Answer: (i) In the poem, the trees are confined within the limits of the poet’s house. Their roots work all night to separate themselves from the cracks in the veranda floor. The leaves make attempts to move towards the glass and exert pressure to break it, while the small twigs get stiff and tight with exertion.

(ii) The poet compares the branches to newly discharged patients of a hospital. The large branches of the trees become cramped due to the roof above them, and when they get free they rush stumblingly to the outside world. While doing so, they look half-shocked like the patients, who wait for a long time to get out of the hospital.

Question 3. (i) How does the poet describe the moon: (a) at the beginning of the third stanza, and (b) at its end? What causes this change?

(ii) What happens to the house when the trees move out of it?

(iii) Why do you think the poet does not mention “the departure of the forest from the house” in her letters? (Could it be that we are often silent about important happenings that are so unexpected that they embarrass us? Think about this again when you answer the next set of questions.)

Answer: (i) At the beginning of the third stanza, the poet says that the full moon is shining in the open sky in the fresh night. At the end of the stanza, she describes that the moon breaks into pieces like a broken mirror and shines on the heads of the tallest oak trees. As the trees move outside, they cover some of the shine of the moon and it can be seen only in parts. This is why, it seems that the moon has broken into pieces.

(ii) When the trees move out of the house, the glasses break and the smell of leaves and lichen still reach the rooms of the house like a voice.

(iii) The poet hardly mentions about “the departure of the forest from the house” in her letters because it is humans, who did not care for nature in the first place. So, maybe, the poet now thinks that nobody would be interested in knowing about the efforts that the trees are making in order to set themselves free. If other men cared about the trees, they would not have destroyed them. It seems that this whole beauty of trees moving back to forests can be seen and felt only by the poet.

Question 4. Now that you have read the poem in detail, we can begin to ask what the poem might mean. Here are two suggestions. Can you think of others?

(i) Does the poem present a conflict between man and nature? Compare it with A Tiger in the Zoo. Is the poet suggesting that plants and trees, used for ‘interior decoration’ in cities while forests are cut down, are ‘imprisoned1, and need to ‘break out’?
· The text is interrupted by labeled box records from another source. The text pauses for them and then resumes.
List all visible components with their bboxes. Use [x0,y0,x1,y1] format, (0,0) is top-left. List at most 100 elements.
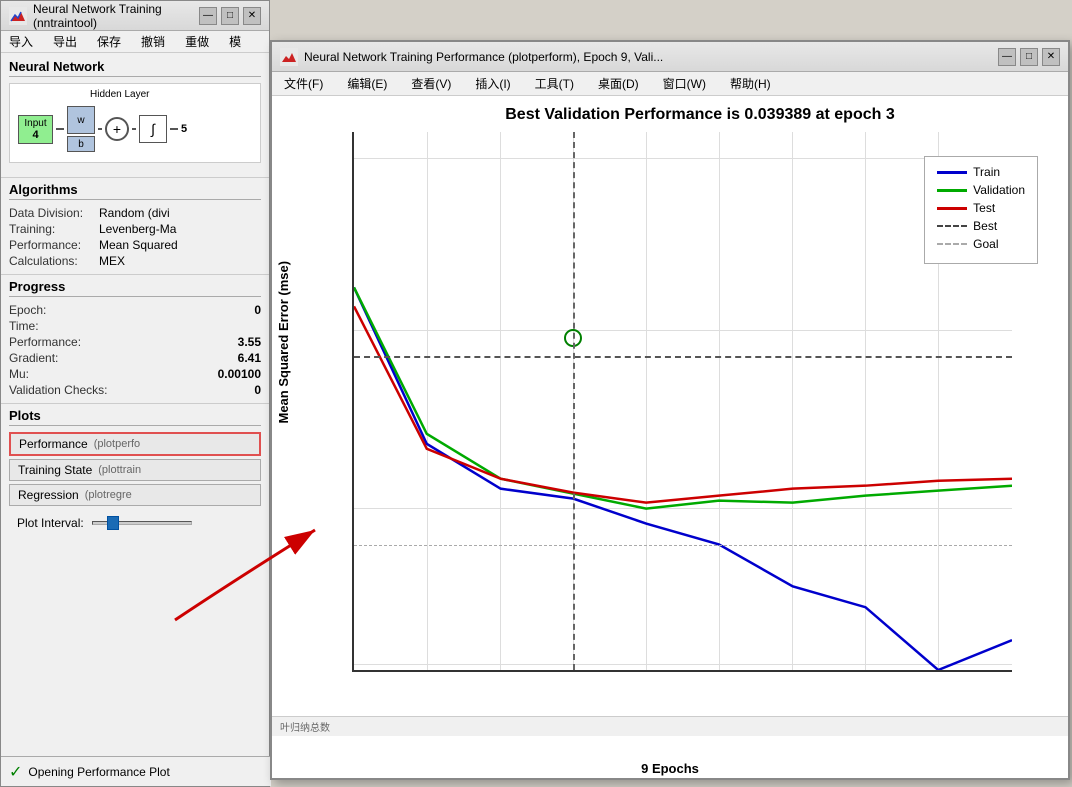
algo-row-performance: Performance: Mean Squared [9,238,261,252]
progress-mu: Mu: 0.00100 [9,367,261,381]
performance-button-label: Performance [19,437,88,451]
plots-title: Plots [9,408,261,426]
legend-train-line [937,171,967,174]
legend-goal: Goal [937,237,1025,251]
win-controls: — □ ✕ [199,7,261,25]
bias-box: b [67,136,95,152]
plot-menu-window[interactable]: 窗口(W) [659,73,710,94]
x-tick-2: 2 [497,670,503,672]
main-menubar: 导入 导出 保存 撤销 重做 模 [1,31,269,53]
best-line [354,356,1012,358]
progress-epoch: Epoch: 0 [9,303,261,317]
chart-title: Best Validation Performance is 0.039389 … [352,106,1048,124]
legend-validation: Validation [937,183,1025,197]
algo-row-division: Data Division: Random (divi [9,206,261,220]
status-icon: ✓ [9,762,22,782]
progress-time: Time: [9,319,261,333]
nn-section-title: Neural Network [9,59,261,77]
regression-label: Regression [18,488,79,502]
hidden-layer-value: 5 [181,123,187,135]
matlab-icon [9,7,27,25]
plot-menu-insert[interactable]: 插入(I) [471,73,514,94]
goal-line [354,545,1012,546]
weight-box: w [67,106,95,134]
x-tick-6: 6 [789,670,795,672]
plot-interval-slider[interactable] [92,513,192,533]
plot-win-controls: — □ ✕ [998,48,1060,66]
plot-menu-desktop[interactable]: 桌面(D) [594,73,643,94]
regression-button[interactable]: Regression (plotregre [9,484,261,506]
plot-window: Neural Network Training Performance (plo… [270,40,1070,780]
slider-thumb[interactable] [107,516,119,530]
plots-section: Plots Performance (plotperfo Training St… [1,403,269,541]
plot-minimize-button[interactable]: — [998,48,1016,66]
menu-undo[interactable]: 撤销 [137,31,169,52]
plot-menu-edit[interactable]: 编辑(E) [343,73,391,94]
training-state-button[interactable]: Training State (plottrain [9,459,261,481]
regression-hint: (plotregre [85,489,132,501]
maximize-button[interactable]: □ [221,7,239,25]
legend-test: Test [937,201,1025,215]
main-window-title: Neural Network Training (nntraintool) [33,2,199,30]
legend-test-line [937,207,967,210]
plot-maximize-button[interactable]: □ [1020,48,1038,66]
plot-window-title: Neural Network Training Performance (plo… [304,50,998,64]
input-value: 4 [23,129,48,141]
plot-interval-row: Plot Interval: [9,509,261,537]
legend-best: Best [937,219,1025,233]
x-tick-0: 0 [352,670,357,672]
progress-title: Progress [9,279,261,297]
plot-menu-tools[interactable]: 工具(T) [531,73,578,94]
test-line [354,306,1012,502]
legend-test-label: Test [973,201,995,215]
progress-gradient: Gradient: 6.41 [9,351,261,365]
main-titlebar: Neural Network Training (nntraintool) — … [1,1,269,31]
legend-train-label: Train [973,165,1000,179]
x-tick-1: 1 [424,670,430,672]
input-label: Input [23,118,48,129]
legend-validation-line [937,189,967,192]
menu-export[interactable]: 导出 [49,31,81,52]
x-tick-9: 9 [1009,670,1012,672]
status-bar: ✓ Opening Performance Plot [1,756,271,786]
menu-import[interactable]: 导入 [5,31,37,52]
plot-menu-help[interactable]: 帮助(H) [726,73,775,94]
minimize-button[interactable]: — [199,7,217,25]
connector1 [56,128,64,130]
connector2 [98,128,102,130]
algo-row-calc: Calculations: MEX [9,254,261,268]
plot-menu-view[interactable]: 查看(V) [407,73,455,94]
y-axis-label: Mean Squared Error (mse) [276,261,291,424]
performance-curves [354,132,1012,670]
performance-hint: (plotperfo [94,438,140,450]
training-state-hint: (plottrain [98,464,141,476]
algorithms-title: Algorithms [9,182,261,200]
plot-close-button[interactable]: ✕ [1042,48,1060,66]
x-tick-5: 5 [716,670,722,672]
wb-group: w b [67,106,95,152]
hidden-layer-label: Hidden Layer [90,89,149,100]
status-text: Opening Performance Plot [28,765,169,779]
chart-canvas: 10⁰ 10⁻² 10⁻⁴ 10⁻⁶ 0 1 2 3 4 5 6 7 8 9 [352,132,1012,672]
nn-diagram: Hidden Layer Input 4 w b + ∫ 5 [9,83,261,163]
menu-more[interactable]: 模 [225,31,245,52]
legend-best-line [937,225,967,227]
performance-button[interactable]: Performance (plotperfo [9,432,261,456]
menu-redo[interactable]: 重做 [181,31,213,52]
x-tick-3: 3 [570,670,576,672]
x-tick-7: 7 [862,670,868,672]
legend-train: Train [937,165,1025,179]
menu-save[interactable]: 保存 [93,31,125,52]
legend-best-label: Best [973,219,997,233]
x-tick-8: 8 [935,670,941,672]
chart-legend: Train Validation Test Best Goal [924,156,1038,264]
legend-validation-label: Validation [973,183,1025,197]
plot-menu-file[interactable]: 文件(F) [280,73,327,94]
close-button[interactable]: ✕ [243,7,261,25]
algorithms-section: Algorithms Data Division: Random (divi T… [1,177,269,274]
training-state-label: Training State [18,463,92,477]
plot-interval-label: Plot Interval: [17,516,84,530]
plot-titlebar: Neural Network Training Performance (plo… [272,42,1068,72]
sum-box: + [105,117,129,141]
progress-section: Progress Epoch: 0 Time: Performance: 3.5… [1,274,269,403]
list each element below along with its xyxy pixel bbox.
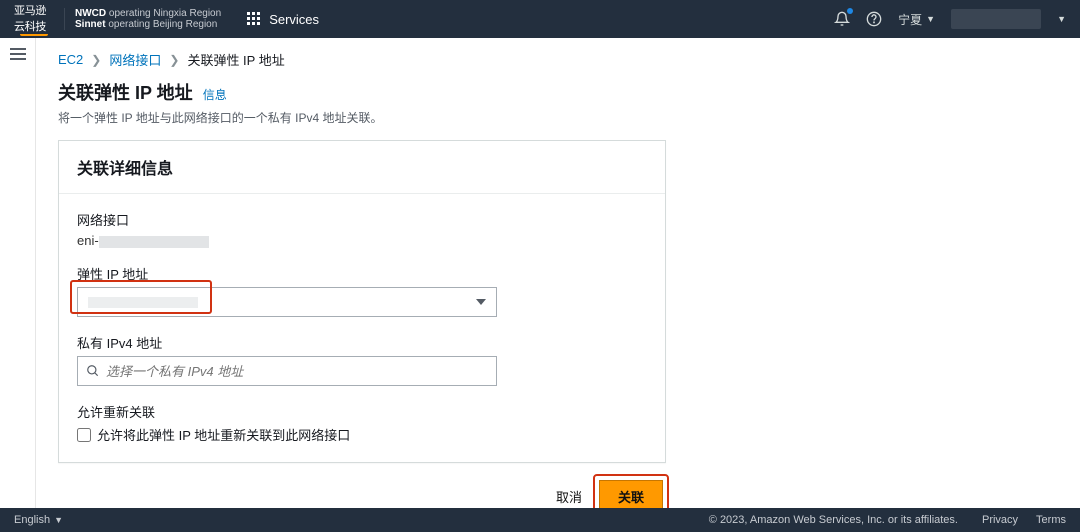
private-ip-select[interactable] (77, 356, 497, 386)
field-reassociate: 允许重新关联 允许将此弹性 IP 地址重新关联到此网络接口 (77, 402, 647, 444)
reassociate-checkbox[interactable] (77, 428, 91, 442)
side-rail (0, 38, 36, 508)
info-link[interactable]: 信息 (203, 86, 227, 103)
copyright-text: © 2023, Amazon Web Services, Inc. or its… (709, 514, 958, 526)
region-label: 宁夏 (898, 11, 922, 28)
cancel-button[interactable]: 取消 (552, 481, 586, 508)
breadcrumb-ec2[interactable]: EC2 (58, 52, 83, 67)
terms-link[interactable]: Terms (1036, 514, 1066, 526)
services-menu[interactable]: Services (247, 12, 319, 27)
reassociate-checkbox-row[interactable]: 允许将此弹性 IP 地址重新关联到此网络接口 (77, 425, 647, 444)
eip-label: 弹性 IP 地址 (77, 264, 647, 283)
redacted-eni-id (99, 236, 209, 248)
logo-text: 亚马逊云科技 (14, 2, 54, 34)
elastic-ip-select[interactable] (77, 287, 497, 317)
top-right-controls: 宁夏 ▼ ▼ (834, 9, 1066, 29)
chevron-down-icon: ▼ (54, 515, 63, 525)
details-panel: 关联详细信息 网络接口 eni- 弹性 IP 地址 私有 (58, 140, 666, 463)
logo-group: 亚马逊云科技 NWCD operating Ningxia Region Sin… (14, 8, 221, 30)
associate-button[interactable]: 关联 (599, 480, 663, 508)
page-subtitle: 将一个弹性 IP 地址与此网络接口的一个私有 IPv4 地址关联。 (58, 109, 1060, 126)
eni-label: 网络接口 (77, 210, 647, 229)
aws-logo[interactable]: 亚马逊云科技 (14, 8, 54, 30)
private-ip-input[interactable] (106, 364, 488, 379)
help-button[interactable] (866, 11, 882, 27)
field-elastic-ip: 弹性 IP 地址 (77, 264, 647, 317)
chevron-right-icon: ❯ (169, 53, 179, 67)
notification-dot-icon (847, 8, 853, 14)
language-label: English (14, 514, 50, 526)
services-label: Services (269, 12, 319, 27)
grid-icon (247, 12, 261, 26)
redacted-eip-value (88, 297, 198, 308)
account-menu[interactable] (951, 9, 1041, 29)
panel-header: 关联详细信息 (59, 141, 665, 194)
field-network-interface: 网络接口 eni- (77, 210, 647, 248)
eni-value: eni- (77, 233, 647, 248)
notifications-button[interactable] (834, 11, 850, 27)
reassociate-label: 允许重新关联 (77, 402, 647, 421)
page-title: 关联弹性 IP 地址 (58, 79, 193, 105)
help-icon (866, 11, 882, 27)
main-content: EC2 ❯ 网络接口 ❯ 关联弹性 IP 地址 关联弹性 IP 地址 信息 将一… (36, 38, 1080, 508)
field-private-ip: 私有 IPv4 地址 (77, 333, 647, 386)
breadcrumb: EC2 ❯ 网络接口 ❯ 关联弹性 IP 地址 (58, 50, 1060, 69)
chevron-down-icon (476, 299, 486, 305)
private-ip-label: 私有 IPv4 地址 (77, 333, 647, 352)
search-icon (86, 364, 100, 378)
privacy-link[interactable]: Privacy (982, 514, 1018, 526)
breadcrumb-current: 关联弹性 IP 地址 (187, 50, 284, 69)
language-selector[interactable]: English ▼ (14, 514, 63, 526)
partner-info: NWCD operating Ningxia Region Sinnet ope… (64, 8, 221, 30)
chevron-down-icon: ▼ (1057, 14, 1066, 24)
side-nav-toggle[interactable] (10, 48, 26, 60)
form-actions: 取消 关联 (58, 477, 666, 508)
reassociate-checkbox-label: 允许将此弹性 IP 地址重新关联到此网络接口 (97, 425, 350, 444)
footer: English ▼ © 2023, Amazon Web Services, I… (0, 508, 1080, 532)
breadcrumb-network-interfaces[interactable]: 网络接口 (109, 50, 161, 69)
chevron-down-icon: ▼ (926, 14, 935, 24)
top-nav: 亚马逊云科技 NWCD operating Ningxia Region Sin… (0, 0, 1080, 38)
region-selector[interactable]: 宁夏 ▼ (898, 11, 935, 28)
aws-smile-icon (20, 34, 48, 36)
chevron-right-icon: ❯ (91, 53, 101, 67)
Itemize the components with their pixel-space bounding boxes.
(ii) On the other hand, Adrienne Rich has been known to use trees as a metaphor for human beings: this is a recurrent image in her poetry. What new meanings emerge from the poem if you take its trees to be symbolic of this particular meaning?

Answer: Since a poem can have different meaning for different readers and the poet can mean two different things using the same imagery, both these meanings can be justified in . context of the poem:

(i)  Yes, the poem presents a conflict between man and nature. While nature is more free and unbounded, man prefers to live in bounded spaces and also wants to curb nature. He uses plants for interior decoration of houses, cuts trees to make a house for himself, kills animals for food or other purposes and cages them in zoos. In all these ways, man curbs nature and denies plants and animals the freedom in which they should live. The poem shows that trees and plants are rebelling against man as they strive to work their way out into the open. For instance, in the poem A Tiger in the Zoo, the poet presents the fact that animals feel bounded by cages. They can only take a few steps inside the cage, whereas they really want to run and leap into the open. This signifies the fact that plants and animals feel caged by humans and want to break out from the imprisonment at the hands of humans.

(ii) If trees are symbolic of human beings, then it could be said that humans too want to break away from the shackles of the busy and selfish lives they lead. They also want to go out into the nature and be free. They work all day and sometimes all night to try and achieve something though they do not have the time to enjoy it. They keep striving hard in their routines as they feel cramped under the roofs of their homes and offices. Even they want to break free and go out into the peaceful nature.